A new, highly sensitive test method has recently been introduced into the Company’s wide range of analytical methods and quality assurance processes used for routine batch testing. Using this method, potential impurities have been detected at very low concentrations in clinical trial material. No safety concerns relating to any of the aforementioned products have been identified in any pre-clinical and clinical data generated to date and there is no reason to believe that the favourable safety profile of these products will be affected.
* On November 20, 2012, Oxford BioMedica and its partner Sanofi have announced further data from the ongoing StarGen™ clinical study.
Further safety data from ongoing StarGen™ Phase I/IIa study in Stargardt disease:
• Eight patients treated at dose level 1 to date (n=4 severe level of disease, n=4 less severe)
• No serious adverse events related to StarGen™ or its method of administration
• No signs of inflammation in the eye
• Long-term safety profile now up to 16 months post-treatment (dose level 1)
• Treatment of third patient cohort ongoing (n=4, dose level 2).
* On August 8, 2012, Oxford BioMedica and Sanofi have announced a positive interim review of the StarGen™ Phase I/IIa study in Stargardt disease by the Data Safety Monitoring Board (DSMB); an independent panel of specialists in the fields of ophthalmology, virology and vectorology.
DSMB highlights of ongoing StarGen™ Phase I/IIa study:
• Eight patients treated at dose level 1 to date (n=4 severe level of disease, n=4 less severe)

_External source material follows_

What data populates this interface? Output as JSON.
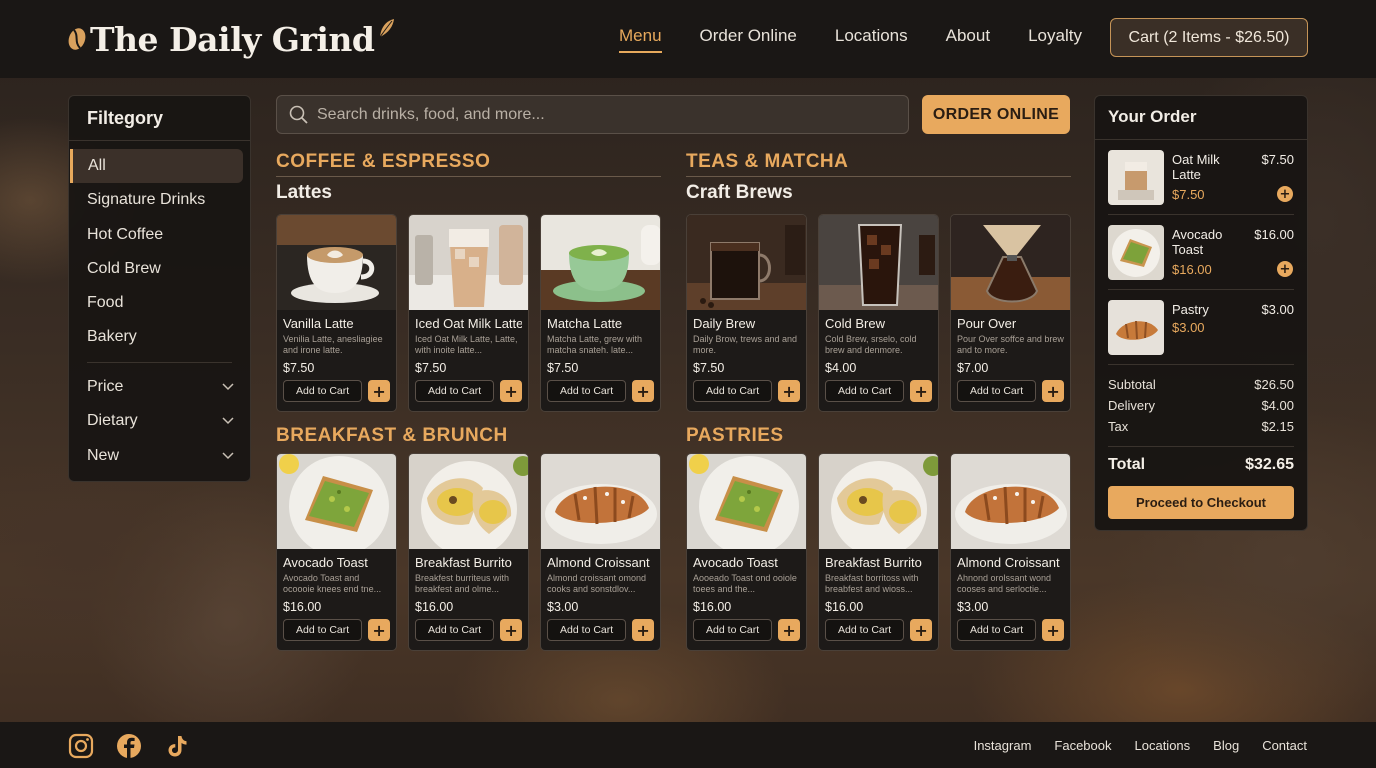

• No serious adverse events related to StarGen™ or its method of administration
• Long-term safety profile now up to 12 months post-treatment (dose level 1)

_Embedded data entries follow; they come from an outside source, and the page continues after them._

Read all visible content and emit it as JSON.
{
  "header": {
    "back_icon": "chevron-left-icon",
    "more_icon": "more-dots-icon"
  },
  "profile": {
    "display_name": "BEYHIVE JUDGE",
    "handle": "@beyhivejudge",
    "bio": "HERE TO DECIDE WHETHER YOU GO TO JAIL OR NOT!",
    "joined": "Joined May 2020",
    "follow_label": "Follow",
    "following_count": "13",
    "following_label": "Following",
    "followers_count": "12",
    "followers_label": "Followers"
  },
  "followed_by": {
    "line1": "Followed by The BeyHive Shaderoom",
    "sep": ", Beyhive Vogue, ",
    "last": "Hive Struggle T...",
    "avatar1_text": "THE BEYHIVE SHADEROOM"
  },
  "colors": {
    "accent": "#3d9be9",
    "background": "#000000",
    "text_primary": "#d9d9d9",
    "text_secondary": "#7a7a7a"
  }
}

DSMB support received to proceed to third patient cohort (n=4, dose level 2)
* On June 3, 2011, Oxford Biomedica has announced that the first patient in the Phase I/IIa study was treated in the US in June 2011 at the Oregon Health & Science University’s Casey Eye Institute. This gene therapy is one of the four lentiviral vector-based products included in the collaboration Oxford BioMedica has signed with Sanofi in April 2009.
* On March 21, 2011, Oxford BioMedica has announced that the FDA has approved its Investigational New Drug (IND) application for the Phase I/IIa clinical development of StarGen®, a novel gene-based treatment for Stargardt disease. StarGen is the second programme to enter clinical development under the Phase I/II ocular collaboration agreement signed with sanofi-aventis in April 2009. The approval of the IND follows the decision by the US Recombinant DNA Advisory Committee (RAC) to approve the StarGen® Phase I/IIa protocol in January 2011. StarGen® has received European and US Orphan Drug Designation.